Studi analisis wacana kritis tidak melihat studi wacana sebagai studi
bahasa semata. Bahasa tidak hanya dianalisis dalam aspek kebahasaan, namun
juga melihat konteks. Konteks di sini berarti bahasa dipakai untuk tujuan dan
praktik tertentu, termasuk di dalamnya praktik kekuasaan (Eriyanto, 2001:7).
Terdapat lima karakteristik penting dari analisis wacana kritis :
1. Tindakan
Prinsip pertama, wacana dipahami sebagai sebuah tidakan (action).
Dengan pemahaman semacam ini wacana ditempatkan sebagai bentuk
interaksi, wacana bukan ditempatkan seperti dalam ruang tertutup internal.
Bahwa seseorang berbicara atau menulis mempunyai maksud tertentu, baik
besar maupun kecil. Selain itu wacana dipahami sebagai sesuatu bentuk
ekspresi sadar dan terkontrol, bukan sesuatu diluar kendali ataupun ekspresi
diluar kesadaran.
2. Konteks
Analsis wacana kritis memperhatikan konteks dari wacana, seperti latar,
situasi, peristiwa, dan kondisi. Wacana dipandang, diproduksi, dimengerti, dan
dianalisis pada suatu konteks tertentu. Wacana dianggap dibentuk sehingga
harus ditafsirkan dalam situasi dan kondisi yang khusus. Wacana kritis
mendefinisikan teks dan percakapan pada situasi tertentu, bahwa wacana
berada dalam situasi sosial tertentu.
3. Historis
Menempatkan wacana dalam konteks sosial tertentu, berarti wacana
diproduksi dalam konteks tertentu dan tidak dapat dimengerti tanpa
menyertakan konteks yang menyertainya. Salah satu aspek penting untuk bisa
mengerti teks adalah dengan menempatkan wacana dalam konteks historis
tertentu.
4. Kekuasaan
Analisis wacana kritis juga mempertimbangkan elemen kekuasaan (power)

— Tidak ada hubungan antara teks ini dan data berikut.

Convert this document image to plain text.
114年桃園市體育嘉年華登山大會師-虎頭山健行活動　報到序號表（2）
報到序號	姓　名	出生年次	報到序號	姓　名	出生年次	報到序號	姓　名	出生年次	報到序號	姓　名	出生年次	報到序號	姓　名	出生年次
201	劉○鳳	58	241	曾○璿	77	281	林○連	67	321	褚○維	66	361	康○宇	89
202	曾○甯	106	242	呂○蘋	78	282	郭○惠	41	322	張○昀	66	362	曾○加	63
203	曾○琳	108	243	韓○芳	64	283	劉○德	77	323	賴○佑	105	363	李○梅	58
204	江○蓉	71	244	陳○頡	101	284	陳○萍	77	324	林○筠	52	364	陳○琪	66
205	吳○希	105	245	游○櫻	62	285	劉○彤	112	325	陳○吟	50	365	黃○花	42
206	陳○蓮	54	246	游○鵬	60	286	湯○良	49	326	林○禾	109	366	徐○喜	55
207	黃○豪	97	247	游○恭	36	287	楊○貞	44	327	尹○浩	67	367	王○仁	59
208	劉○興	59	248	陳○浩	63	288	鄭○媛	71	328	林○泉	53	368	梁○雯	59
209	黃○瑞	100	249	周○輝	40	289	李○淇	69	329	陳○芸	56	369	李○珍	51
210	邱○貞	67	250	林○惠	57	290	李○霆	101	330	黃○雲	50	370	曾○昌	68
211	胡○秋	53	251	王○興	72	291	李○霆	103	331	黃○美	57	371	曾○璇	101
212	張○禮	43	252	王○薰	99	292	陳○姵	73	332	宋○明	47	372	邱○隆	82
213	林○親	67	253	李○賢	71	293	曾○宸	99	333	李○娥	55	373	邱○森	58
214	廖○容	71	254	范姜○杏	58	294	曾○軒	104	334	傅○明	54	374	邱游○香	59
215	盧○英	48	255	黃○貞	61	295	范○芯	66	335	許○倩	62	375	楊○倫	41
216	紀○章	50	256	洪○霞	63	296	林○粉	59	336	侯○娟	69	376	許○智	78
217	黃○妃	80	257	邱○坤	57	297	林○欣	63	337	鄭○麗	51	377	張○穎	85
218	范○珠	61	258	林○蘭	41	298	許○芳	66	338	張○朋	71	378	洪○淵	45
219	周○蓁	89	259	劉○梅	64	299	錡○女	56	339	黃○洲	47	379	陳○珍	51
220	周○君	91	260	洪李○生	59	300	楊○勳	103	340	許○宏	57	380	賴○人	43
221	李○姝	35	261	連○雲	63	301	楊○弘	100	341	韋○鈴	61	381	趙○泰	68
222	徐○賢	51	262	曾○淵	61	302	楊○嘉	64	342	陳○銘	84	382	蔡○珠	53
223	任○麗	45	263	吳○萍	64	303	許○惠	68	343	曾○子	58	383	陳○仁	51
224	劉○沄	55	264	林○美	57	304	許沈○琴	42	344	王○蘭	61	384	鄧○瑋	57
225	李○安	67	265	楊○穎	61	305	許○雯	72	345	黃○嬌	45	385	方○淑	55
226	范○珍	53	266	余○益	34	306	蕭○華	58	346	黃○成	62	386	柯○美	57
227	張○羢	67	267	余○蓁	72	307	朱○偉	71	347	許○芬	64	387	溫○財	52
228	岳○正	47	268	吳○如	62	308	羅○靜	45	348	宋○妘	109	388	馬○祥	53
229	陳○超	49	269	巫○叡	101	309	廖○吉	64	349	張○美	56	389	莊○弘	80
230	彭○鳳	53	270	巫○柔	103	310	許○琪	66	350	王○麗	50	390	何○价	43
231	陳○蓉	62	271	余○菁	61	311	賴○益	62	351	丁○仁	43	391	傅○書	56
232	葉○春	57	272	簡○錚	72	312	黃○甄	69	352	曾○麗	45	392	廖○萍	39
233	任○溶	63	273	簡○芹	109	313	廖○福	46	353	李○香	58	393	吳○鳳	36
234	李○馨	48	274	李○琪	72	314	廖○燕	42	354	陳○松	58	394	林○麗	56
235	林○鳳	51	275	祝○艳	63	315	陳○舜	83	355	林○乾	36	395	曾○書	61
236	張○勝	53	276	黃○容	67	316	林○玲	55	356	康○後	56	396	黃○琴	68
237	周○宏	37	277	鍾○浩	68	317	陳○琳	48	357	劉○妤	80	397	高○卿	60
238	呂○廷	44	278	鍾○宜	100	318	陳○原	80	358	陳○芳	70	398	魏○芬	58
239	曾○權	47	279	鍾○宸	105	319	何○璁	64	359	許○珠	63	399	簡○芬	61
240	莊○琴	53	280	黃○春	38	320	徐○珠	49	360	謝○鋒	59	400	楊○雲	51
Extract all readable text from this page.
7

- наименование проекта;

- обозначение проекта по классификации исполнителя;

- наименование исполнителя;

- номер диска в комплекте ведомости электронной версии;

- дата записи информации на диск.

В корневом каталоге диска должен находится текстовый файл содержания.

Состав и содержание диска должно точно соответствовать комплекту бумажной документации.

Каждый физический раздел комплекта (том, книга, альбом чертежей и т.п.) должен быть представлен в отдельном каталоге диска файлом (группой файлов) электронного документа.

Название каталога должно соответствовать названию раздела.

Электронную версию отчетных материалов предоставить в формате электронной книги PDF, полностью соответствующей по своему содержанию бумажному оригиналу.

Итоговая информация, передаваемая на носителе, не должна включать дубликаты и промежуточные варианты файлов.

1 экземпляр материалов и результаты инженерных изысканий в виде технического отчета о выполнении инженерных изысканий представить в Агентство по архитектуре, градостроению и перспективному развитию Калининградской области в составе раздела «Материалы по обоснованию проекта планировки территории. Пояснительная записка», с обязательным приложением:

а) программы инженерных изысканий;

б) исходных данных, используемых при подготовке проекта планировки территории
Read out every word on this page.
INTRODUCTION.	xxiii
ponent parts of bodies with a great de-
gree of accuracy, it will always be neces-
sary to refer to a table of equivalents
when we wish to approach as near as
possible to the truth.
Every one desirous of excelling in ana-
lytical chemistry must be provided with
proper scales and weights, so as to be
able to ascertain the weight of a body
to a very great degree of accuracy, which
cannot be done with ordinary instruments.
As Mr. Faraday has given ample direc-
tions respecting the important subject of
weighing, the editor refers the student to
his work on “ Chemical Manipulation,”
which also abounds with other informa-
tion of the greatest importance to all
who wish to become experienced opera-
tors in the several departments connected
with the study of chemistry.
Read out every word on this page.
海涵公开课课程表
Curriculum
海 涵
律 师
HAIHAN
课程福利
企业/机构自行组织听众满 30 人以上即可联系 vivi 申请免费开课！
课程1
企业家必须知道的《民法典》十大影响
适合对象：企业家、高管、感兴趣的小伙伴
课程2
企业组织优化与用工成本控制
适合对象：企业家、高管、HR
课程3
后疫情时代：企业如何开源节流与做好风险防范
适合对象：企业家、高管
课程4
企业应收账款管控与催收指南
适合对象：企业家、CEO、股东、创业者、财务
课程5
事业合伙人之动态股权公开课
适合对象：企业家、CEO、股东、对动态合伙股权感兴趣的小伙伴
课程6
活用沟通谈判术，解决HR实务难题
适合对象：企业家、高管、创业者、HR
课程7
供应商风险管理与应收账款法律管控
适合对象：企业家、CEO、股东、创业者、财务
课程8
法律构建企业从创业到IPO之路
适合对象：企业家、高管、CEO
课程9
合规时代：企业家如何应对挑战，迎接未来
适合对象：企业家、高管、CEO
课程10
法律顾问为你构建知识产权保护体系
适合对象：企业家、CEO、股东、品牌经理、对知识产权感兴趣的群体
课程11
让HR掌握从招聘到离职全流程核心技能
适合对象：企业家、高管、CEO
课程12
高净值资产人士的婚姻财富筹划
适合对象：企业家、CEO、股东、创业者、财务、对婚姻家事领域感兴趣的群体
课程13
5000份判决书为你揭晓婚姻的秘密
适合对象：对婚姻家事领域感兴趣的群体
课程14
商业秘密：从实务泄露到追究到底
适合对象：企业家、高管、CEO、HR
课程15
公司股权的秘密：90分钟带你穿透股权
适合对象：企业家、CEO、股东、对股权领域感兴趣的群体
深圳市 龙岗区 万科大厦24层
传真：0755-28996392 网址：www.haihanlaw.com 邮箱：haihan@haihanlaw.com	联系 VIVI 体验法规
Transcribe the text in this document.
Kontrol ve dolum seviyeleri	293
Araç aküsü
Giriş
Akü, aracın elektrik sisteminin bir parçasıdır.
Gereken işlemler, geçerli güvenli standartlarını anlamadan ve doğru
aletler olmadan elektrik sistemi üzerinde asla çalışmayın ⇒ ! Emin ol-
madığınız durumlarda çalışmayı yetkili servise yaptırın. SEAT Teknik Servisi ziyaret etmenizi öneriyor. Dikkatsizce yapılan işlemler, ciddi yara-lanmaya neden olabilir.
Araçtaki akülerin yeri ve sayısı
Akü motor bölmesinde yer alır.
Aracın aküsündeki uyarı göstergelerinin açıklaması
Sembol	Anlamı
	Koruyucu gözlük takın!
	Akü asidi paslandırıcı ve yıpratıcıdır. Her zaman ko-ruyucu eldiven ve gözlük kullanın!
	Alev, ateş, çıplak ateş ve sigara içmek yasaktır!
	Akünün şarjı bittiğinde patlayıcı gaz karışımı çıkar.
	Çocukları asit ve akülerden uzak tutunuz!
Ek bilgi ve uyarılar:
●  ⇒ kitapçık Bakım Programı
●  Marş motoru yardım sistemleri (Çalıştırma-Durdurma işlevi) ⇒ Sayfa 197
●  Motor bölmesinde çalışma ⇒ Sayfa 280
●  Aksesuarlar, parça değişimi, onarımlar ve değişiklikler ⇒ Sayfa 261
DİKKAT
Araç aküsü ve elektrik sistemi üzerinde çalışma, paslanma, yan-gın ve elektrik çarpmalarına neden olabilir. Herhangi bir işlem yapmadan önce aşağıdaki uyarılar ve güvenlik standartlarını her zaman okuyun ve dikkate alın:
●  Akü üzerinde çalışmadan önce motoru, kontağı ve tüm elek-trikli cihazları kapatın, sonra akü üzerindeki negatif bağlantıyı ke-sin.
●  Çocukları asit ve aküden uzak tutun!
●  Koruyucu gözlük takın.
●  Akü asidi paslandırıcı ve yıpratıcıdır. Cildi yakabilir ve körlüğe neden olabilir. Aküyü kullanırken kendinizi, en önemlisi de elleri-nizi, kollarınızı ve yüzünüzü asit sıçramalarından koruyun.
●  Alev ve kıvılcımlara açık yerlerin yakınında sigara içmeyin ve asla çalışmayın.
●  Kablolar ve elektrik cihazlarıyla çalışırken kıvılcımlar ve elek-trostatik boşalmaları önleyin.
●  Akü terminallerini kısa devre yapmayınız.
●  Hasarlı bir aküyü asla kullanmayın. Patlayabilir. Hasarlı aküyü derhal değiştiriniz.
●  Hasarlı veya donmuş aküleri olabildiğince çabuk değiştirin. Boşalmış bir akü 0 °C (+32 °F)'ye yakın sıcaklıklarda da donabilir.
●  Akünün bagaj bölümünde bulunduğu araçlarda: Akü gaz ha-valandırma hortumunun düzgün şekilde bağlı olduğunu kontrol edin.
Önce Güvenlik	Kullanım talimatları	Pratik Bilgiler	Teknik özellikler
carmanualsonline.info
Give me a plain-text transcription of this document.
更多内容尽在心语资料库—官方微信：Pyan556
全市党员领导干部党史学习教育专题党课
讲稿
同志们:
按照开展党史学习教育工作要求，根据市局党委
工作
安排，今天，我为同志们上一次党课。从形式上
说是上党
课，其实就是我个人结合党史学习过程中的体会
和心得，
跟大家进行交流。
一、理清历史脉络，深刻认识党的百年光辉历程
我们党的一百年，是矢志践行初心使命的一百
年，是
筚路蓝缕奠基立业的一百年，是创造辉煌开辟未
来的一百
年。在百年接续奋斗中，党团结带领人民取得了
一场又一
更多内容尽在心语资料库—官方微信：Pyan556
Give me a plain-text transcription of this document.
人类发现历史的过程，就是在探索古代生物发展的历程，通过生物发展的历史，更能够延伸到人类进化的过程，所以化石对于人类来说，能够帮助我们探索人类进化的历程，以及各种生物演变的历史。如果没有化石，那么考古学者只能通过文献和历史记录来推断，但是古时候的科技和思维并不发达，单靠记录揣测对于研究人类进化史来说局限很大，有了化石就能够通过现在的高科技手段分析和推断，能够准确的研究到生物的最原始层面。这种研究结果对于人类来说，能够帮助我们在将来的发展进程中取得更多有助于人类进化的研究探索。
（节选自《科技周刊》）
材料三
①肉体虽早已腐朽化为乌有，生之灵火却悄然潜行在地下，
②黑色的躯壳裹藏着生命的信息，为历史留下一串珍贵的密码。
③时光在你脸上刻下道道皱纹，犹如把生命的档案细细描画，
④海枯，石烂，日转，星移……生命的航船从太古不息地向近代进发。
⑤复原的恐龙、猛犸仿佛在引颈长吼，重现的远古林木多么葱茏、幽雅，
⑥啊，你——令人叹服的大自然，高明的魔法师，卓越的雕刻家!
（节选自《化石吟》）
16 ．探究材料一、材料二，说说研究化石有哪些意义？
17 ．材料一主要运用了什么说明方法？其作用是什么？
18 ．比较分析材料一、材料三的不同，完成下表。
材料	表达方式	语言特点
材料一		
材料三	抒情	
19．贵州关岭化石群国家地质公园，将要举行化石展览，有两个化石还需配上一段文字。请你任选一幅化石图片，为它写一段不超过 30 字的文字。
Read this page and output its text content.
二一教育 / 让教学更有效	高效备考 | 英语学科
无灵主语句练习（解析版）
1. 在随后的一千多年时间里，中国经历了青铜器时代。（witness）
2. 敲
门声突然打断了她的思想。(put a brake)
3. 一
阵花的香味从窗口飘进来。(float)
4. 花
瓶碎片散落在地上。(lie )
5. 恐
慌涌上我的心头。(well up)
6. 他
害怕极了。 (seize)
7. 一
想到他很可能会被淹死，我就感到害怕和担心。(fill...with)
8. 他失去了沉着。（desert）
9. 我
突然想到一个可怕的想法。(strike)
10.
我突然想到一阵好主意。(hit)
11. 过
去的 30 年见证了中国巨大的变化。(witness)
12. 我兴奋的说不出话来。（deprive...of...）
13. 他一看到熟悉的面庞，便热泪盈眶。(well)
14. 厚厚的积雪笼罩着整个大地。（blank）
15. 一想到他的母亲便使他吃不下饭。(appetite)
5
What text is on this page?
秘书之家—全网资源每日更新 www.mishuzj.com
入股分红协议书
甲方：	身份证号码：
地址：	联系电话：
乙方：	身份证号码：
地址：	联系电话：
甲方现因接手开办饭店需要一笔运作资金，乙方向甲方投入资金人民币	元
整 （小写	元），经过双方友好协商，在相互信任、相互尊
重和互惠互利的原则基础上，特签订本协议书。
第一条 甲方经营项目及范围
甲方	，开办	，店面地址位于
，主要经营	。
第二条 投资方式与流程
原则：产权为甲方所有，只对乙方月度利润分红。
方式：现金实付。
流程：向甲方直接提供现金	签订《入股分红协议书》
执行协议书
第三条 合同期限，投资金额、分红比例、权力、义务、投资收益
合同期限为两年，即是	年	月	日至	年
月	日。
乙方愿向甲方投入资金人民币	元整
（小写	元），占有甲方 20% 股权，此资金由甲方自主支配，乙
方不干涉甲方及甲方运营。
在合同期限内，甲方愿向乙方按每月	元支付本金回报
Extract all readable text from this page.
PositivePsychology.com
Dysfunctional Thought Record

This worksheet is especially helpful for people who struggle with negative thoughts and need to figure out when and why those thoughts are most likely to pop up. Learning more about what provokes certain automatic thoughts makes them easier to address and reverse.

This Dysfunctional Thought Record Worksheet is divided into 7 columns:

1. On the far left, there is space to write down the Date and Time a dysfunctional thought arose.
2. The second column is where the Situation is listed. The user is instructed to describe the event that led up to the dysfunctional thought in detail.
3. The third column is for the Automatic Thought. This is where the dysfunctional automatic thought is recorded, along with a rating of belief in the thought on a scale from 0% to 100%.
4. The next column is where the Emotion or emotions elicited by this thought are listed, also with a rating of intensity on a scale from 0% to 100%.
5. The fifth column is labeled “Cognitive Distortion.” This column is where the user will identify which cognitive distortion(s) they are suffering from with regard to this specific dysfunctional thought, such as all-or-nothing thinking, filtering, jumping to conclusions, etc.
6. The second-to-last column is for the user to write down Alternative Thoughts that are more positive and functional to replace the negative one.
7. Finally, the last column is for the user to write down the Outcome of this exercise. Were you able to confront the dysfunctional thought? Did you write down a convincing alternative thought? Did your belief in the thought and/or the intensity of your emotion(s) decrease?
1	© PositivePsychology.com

dalam analisisnya. Bahwa setiap wacana yang muncul, dalam bentuk teks,
percakapan, atau apa pun, tidak dipandang sebagai sesuatu yang alamiah,
wajar dan netral, tetapi merupakan bentuk pertarungan kekuasaan. Konsep
kekuasaan adalah salah satu kunci hubungan antara wacana dengan
masyarakat.
5. Ideologi
Ideologi juga konsep yang sentral dalam analisis wacana yang bersifat
kritis. Hal ini karena teks, percakapan, dan lainnya adalah bentuk dari praktik
ideologi atau pencerminan dari ideologi tertentu. Teori-teori klasik tentang
ideologi di antaranya mengatakan bahwa ideologi dibangun oleh kelompok
yang dominan dengan tujuan untuk mereproduksi dan melegitimasi dominasi
mereka.
Berdasarkan penjelasan di atas dapat ditarik kesimpulan bahwa analisis
wacana kritis adalah sebuah upaya atau proses (penguraian) untuk memberi
penjelasan dari sebuah teks (realitas sosial). AWK memiliki agenda untuk
mengungkap ‘yang tersembunyi’ di balik wacana/diskursus tertentu dalam
masyarakat.
2.4 Analisis Wacana Kritis Model Norman Fairclough
Seperti Van Dijk, analisis Norman Fairclough didasarkan pada pertanyaan
besar, bagaimana menghubungkan teks yang mikro dengan konteks masyarakat
yang makro. Fairclough berusaha membangun suatu model analisis wacana yang
mempunyai kontribusi dalam analisis sosial dan budaya, sehingga ia
mengkombinasikan tradisi analisis tekstual yang selalu melihat bahasa dalam
ruang tertutup dengan konteks masyarakat yang lebih luas. Titik perhatian besar
dari Fairclough adalah melihat bahasa sebagai praktik kekuasaan (Eriyanto,
2003:285). Dalam analisis wacananya, Fairclough memusatkan perhatian pada
bahasa. Pemakaian bahasa dalam suatu wacana dipandangnya sebagai sebuah
praktik sosial. Model analisis wacana kritis Fairclough berfokus pada bagaimana
bahasa dalam suatu wacana terbentuk dan dibentuk dari relasi sosial dan konteks
sosial tertentu (Fairclough, 1995).
Dalam model Fairclough analisis wacana dibagi dalam tiga dimensi, yaitu
teks (text), praktik wacana (discourse practice), dan praktik sosiokultural
(sociocultural practice). Teks dianalisis secara linguistik dengan melihat kosakata,
semantik, tata kalimat, koherensi, dan kohesivitas. Analisis linguistik tersebut
dilakukan untuk melihat tiga unsur dalam teks, yaitu representasi, relasi, dan
identitas. Yang ingin dilihat dalam elemen representasi adalah bagaimana orang,
peristiwa, kelompok, atau apapun ditampilkan dan digambarkan di dalam teks.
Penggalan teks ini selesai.